Afonso Arinos
A mansão na rua Dona Mariana 63, que pertenceu a Afonso Arinos de Mello Franco, foi doada por sua família à Prefeitura do Rio e hoje abriga o Centro de Pesquisas do Instituto de Relações Internacionais da PUC Rio. No livro de visitas da casa, tombada pelo patrimônio histórico, vejo que a última assinatura antes da minha é de 2015. Triste constatação de que um dos maiores nomes da política do século XX não é mais de interesse público.
Afonso Arinos nasceu em 1905 e foi uma das personalidades mais importantes de seu tempo. Exerceu enorme influência na política nacional e no meio intelectual, a partir da década de 1930 até 1990, ano de sua morte. Filho de uma tradicional família mineira de políticos, intelectuais e diplomatas, Afonso Arinos não fugiu à tradição: foi advogado, jornalista, escritor, diplomata e político.
Aos 23 anos, já casado, Afonso Arinos mudou-se para o Rio de Janeiro, onde passou a conviver com a nata da intelectualidade do país. Ele frequentava a Livraria Católica, fundada pelo poeta Augusto Frederico Schmidt. O local era ponto de encontro de um grupo de pensadores católicos de prestígio como Alceu Amoroso Lima, Sobral Pinto, San Tiago Dantas e José Lins do Rego. Afonso Arinos também escrevia crônicas em O Jornal, de Francisco de Assis Chateaubriand, e na Revista do Brasil. No meio jornalístico, reencontrou os colegas do tempo de escola em Minas – Carlos Drummond de Andrade, Pedro Nava, Emílio Moura e Abgar Renault – e aproximou-se dos modernistas Graça Aranha, Sérgio Buarque de Holanda, Prudente de Morais Neto, Ronald de Carvalho, Manuel Bandeira e Gilberto Freyre.
Ao mesmo tempo em que enveredava pelo caminho das letras, Afonso Arinos mergulhava de cabeça na política. O país estava em polvorosa. Os paulistas haviam rompido o pacto oligárquico do café com leite, e Minas Gerais se revoltava. A família dele passou a apoiar a revolução comandada por Getúlio Vargas, em 1930. Seu irmão, Virgílio, foi importante líder da revolução, mas rompeu com o governo por causa de divergências em relação à política mineira. Afonso Arinos passou, então, a ser um feroz opositor de Getúlio, a partir da implantação do Estado Novo, em 1937. Enquanto denunciava a ditadura, fazia campanha para a entrada do Brasil na Segunda Guerra Mundial ao lado dos aliados. Em 1943, assinou o Manifesto dos Mineiros, primeira manifestação política contra a ditadura de Vargas. Dois anos depois, foi um dos fundadores da União Democrática Nacional (UDN), frente que reunia a oposição ao então presidente.

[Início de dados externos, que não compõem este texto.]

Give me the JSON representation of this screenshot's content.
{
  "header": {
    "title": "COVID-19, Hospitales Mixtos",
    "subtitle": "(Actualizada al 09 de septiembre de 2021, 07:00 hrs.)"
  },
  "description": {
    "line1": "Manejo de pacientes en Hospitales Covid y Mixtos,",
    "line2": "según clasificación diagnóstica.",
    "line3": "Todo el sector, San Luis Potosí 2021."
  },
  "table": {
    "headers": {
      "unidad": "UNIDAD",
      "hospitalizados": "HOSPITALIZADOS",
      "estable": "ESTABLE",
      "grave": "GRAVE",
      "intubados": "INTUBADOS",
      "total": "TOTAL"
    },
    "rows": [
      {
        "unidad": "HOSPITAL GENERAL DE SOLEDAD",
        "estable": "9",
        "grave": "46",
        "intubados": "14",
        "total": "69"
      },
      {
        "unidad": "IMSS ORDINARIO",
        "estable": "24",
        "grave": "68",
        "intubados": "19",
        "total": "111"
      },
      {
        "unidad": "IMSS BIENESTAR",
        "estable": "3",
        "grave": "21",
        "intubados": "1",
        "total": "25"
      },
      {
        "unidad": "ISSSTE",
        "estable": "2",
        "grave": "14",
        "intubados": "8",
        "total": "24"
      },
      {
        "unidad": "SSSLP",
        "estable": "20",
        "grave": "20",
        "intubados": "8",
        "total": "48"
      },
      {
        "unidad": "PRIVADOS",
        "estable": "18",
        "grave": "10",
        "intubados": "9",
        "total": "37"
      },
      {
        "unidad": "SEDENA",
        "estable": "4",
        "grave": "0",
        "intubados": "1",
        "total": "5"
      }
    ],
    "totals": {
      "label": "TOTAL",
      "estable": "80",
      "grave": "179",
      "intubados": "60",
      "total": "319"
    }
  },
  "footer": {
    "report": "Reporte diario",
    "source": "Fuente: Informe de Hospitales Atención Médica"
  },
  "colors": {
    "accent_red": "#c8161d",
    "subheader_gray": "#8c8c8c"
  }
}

Como toda grande figura pública, Afonso Arinos era multifacetado. Se é verdade que ele apoiou a deposição de Getúlio Vargas, em 1954, e a de João Goulart, em 1964, também é verdade que, no posto de ministro das Relações Exteriores do breve governo de Jânio Quadros, desenvolveu uma política externa independente, marcada pelo não alinhamento automático aos Estados Unidos, pela aproximação com os países do bloco socialista, pelo reconhecimento do governo de Fidel Castro, em Cuba, e pela condenação explícita do colonialismo na África e na Ásia. Apesar de representar a oligarquia mineira conservadora, Afonso Arinos, como senador constituinte, ajudou a escrever a Constituição Cidadã de 1988, a mais avançada da história. E foi dele a lei que, em 1951, tornou a discriminação racial uma contravenção penal – a Lei Afonso Arinos –, uma das poucas leis que todo brasileiro conhece. Era conservador, mas tinha, em seu círculo de amizades, intelectuais e políticos de todos os matizes. E por eles era respeitado.
Políticos como Afonso Arinos, Tancredo Neves e Ulysses Guimarães fazem falta ao Brasil dos tempos de irracionalidade. Embora conservadores, eram nacionalistas e faziam a boa política, em que a discussão se dava no campo das ideias. E, mesmo quando em lados opostos, sabiam construir pontes.
A propósito, boa parte do acervo fotográfico da família Mello Franco está guardada e preservada na Fundação Getúlio Vargas, que ostenta o nome de seu grande adversário político e que, por ironia, é um dos centros de formação do pensamento liberal. Por ironia dupla, o liberalismo só ganhou força após a forte industrialização promovida durante a Era Vargas.